Qu’est-ce que le télétravail?

Selon le ministère du Travail, de l’Emploi et de la Solidarité sociale « Le télétravail permet à un employé d’accomplir une partie ou la totalité de son travail à l’extérieur de l’établissement appartenant à l’employeur ». La plupart effectue du travail à domicile, mais il existe aussi sous d’autres formes. Certaines entreprises donnent accès à des bureaux satellites, des employés travaillent de manière nomade (train, métro) et un modèle d’affaires encore jeune a connu un essor important, celui des espaces de travail partagé (coworking). En recréant une forme de travail en entreprise, ces derniers réunissent les travailleurs, leur permettent d’élargir leur réseau de collaborateurs, et ce, sans les désagréments du voyagement quotidien. Télétravail Québec vient d’ailleurs récemment de lancer la plateforme Nomade, un répertoire d’adresses où télétravailler de façon sécuritaire.

Le télétravail, est-ce pour tout le monde?

Il va de soi que le télétravail n’est pas applicable à tous les emplois. Un assembleur travaillant sur une ligne de fabrication ne peut pas exercer son métier ailleurs qu’à l’usine. Puis, même si un rôle peut être acquitté à distance, ça ne convient pas nécessairement à tout votre personnel. La pandémie l’a imposé et bien que ça ait pu plaire à une majorité, la santé mentale de certains autres a été affectée.

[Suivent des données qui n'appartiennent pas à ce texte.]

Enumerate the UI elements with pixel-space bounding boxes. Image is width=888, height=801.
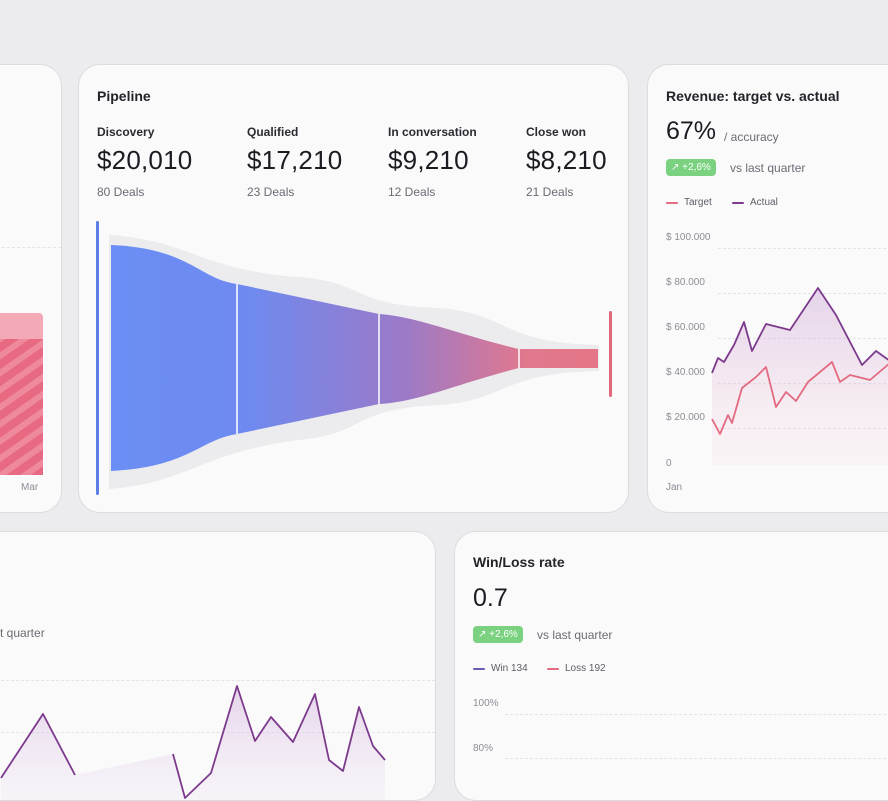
stage-deals-qualified: 23 Deals [247,185,295,199]
badge-value: +2,6% [489,629,518,640]
trend-badge: ↗ +2,6% [473,626,523,643]
target-line [711,361,888,435]
funnel-left-marker [96,221,99,495]
trend-up-icon: ↗ [671,162,680,173]
grid-line [718,293,888,294]
y-tick: $ 20.000 [666,412,705,423]
compare-text: vs last quarter [730,161,806,175]
funnel-right-marker [609,311,612,397]
bottom-left-card: t quarter [0,531,436,801]
left-bar [0,339,43,475]
winloss-card: Win/Loss rate 0.7 ↗ +2,6% vs last quarte… [454,531,888,801]
accuracy-value: 67% [666,117,717,145]
stage-label-in-conversation: In conversation [388,125,477,139]
grid-line [0,732,435,733]
trend-badge: ↗ +2,6% [666,159,716,176]
bottom-left-line-chart [0,685,386,800]
legend-loss: Loss 192 [547,663,606,674]
legend-target: Target [666,197,712,208]
y-tick: $ 80.000 [666,277,705,288]
left-chart-card: Mar [0,64,62,513]
accuracy-suffix: / accuracy [724,130,779,144]
y-tick: $ 100.000 [666,232,711,243]
stage-value-close-won: $8,210 [526,145,607,175]
funnel-chart [96,221,612,495]
x-axis-label-mar: Mar [21,482,39,493]
badge-value: +2,6% [682,162,711,173]
y-tick: 80% [473,743,494,754]
stage-label-close-won: Close won [526,125,587,139]
y-tick: 100% [473,698,499,709]
revenue-card: Revenue: target vs. actual 67% / accurac… [647,64,888,513]
compare-text-partial: t quarter [0,626,45,640]
x-tick: Jan [666,482,683,493]
legend-actual: Actual [732,197,778,208]
grid-line [0,680,435,681]
legend-swatch [732,201,744,204]
series-area [1,686,385,800]
stage-label-discovery: Discovery [97,125,155,139]
stage-deals-in-conversation: 12 Deals [388,185,436,199]
compare-text: vs last quarter [537,628,613,642]
left-bar-top [0,313,43,341]
winloss-value: 0.7 [473,584,508,612]
stage-value-qualified: $17,210 [247,145,343,175]
stage-value-in-conversation: $9,210 [388,145,469,175]
legend-label: Win 134 [491,663,528,674]
y-tick: $ 40.000 [666,367,705,378]
revenue-line-chart [711,287,888,465]
legend-swatch [547,667,559,670]
legend-win: Win 134 [473,663,528,674]
pipeline-card: Pipeline Discovery $20,010 80 Deals Qual… [78,64,629,513]
stage-value-discovery: $20,010 [97,145,193,175]
legend-label: Actual [750,197,778,208]
grid-line [505,758,888,759]
legend-label: Target [684,197,712,208]
legend-swatch [473,667,485,670]
actual-line [711,287,888,374]
stage-deals-close-won: 21 Deals [526,185,574,199]
card-title: Win/Loss rate [473,554,565,570]
legend-swatch [666,201,678,204]
left-bar-chart [0,313,43,475]
grid-line [0,247,61,248]
legend-label: Loss 192 [565,663,606,674]
grid-line [718,248,888,249]
stage-label-qualified: Qualified [247,125,299,139]
stage-deals-discovery: 80 Deals [97,185,145,199]
funnel-body [111,245,598,471]
grid-line [505,714,888,715]
card-title: Pipeline [97,88,151,104]
trend-up-icon: ↗ [478,629,487,640]
card-title: Revenue: target vs. actual [666,88,840,104]
y-tick: $ 60.000 [666,322,705,333]
y-tick: 0 [666,458,672,469]
series-line [0,685,386,799]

Le mode virtuel peut avoir été nocif pour un individu ayant choisi une profession spécifiquement parce qu’elle donne accès à beaucoup d’interactions humaines. Certains célibataires vivant seuls ont souffert d’isolement pendant le confinement. De jeunes professionnels logeant à plusieurs dans le même appartement ont trouvé complexe de pratiquer le « coworking » avec colocataires, pitou et minou. Pas facile non plus pour les couples ayant dû travailler de la cuisine, de la chambre et parfois du placard. En fonction de la situation personnelle, le niveau de confort peut être très variable en télétravail.

Est-ce que le télétravail sera prolongé en fin de pandémie ?

Au départ, ils étaient nombreux à douter du succès du travail à distance. Les sceptiques ont été confondus et tout porte à croire que le télétravail prend racine tranquillement. Et dans une plus forte mesure, le mode hybride. La professeure Tania Saba de l’École de relations industrielles de l’Université de Montréal a conduit une étude auprès de salariés, sur la Pratique du télétravail. 40% se disent plus productifs et 36% considèrent mieux réaliser leur travail. Puis, l’Ordre des CRHA donne le même son de cloche dans leur rapport sur le Harcèlement en contexte de télétravail. Les professionnels en ressources humaines questionnés croient à 57% que leur organisation maintiendra cette mesure à court terme et 74% estiment qu’elle sera élargie à long terme.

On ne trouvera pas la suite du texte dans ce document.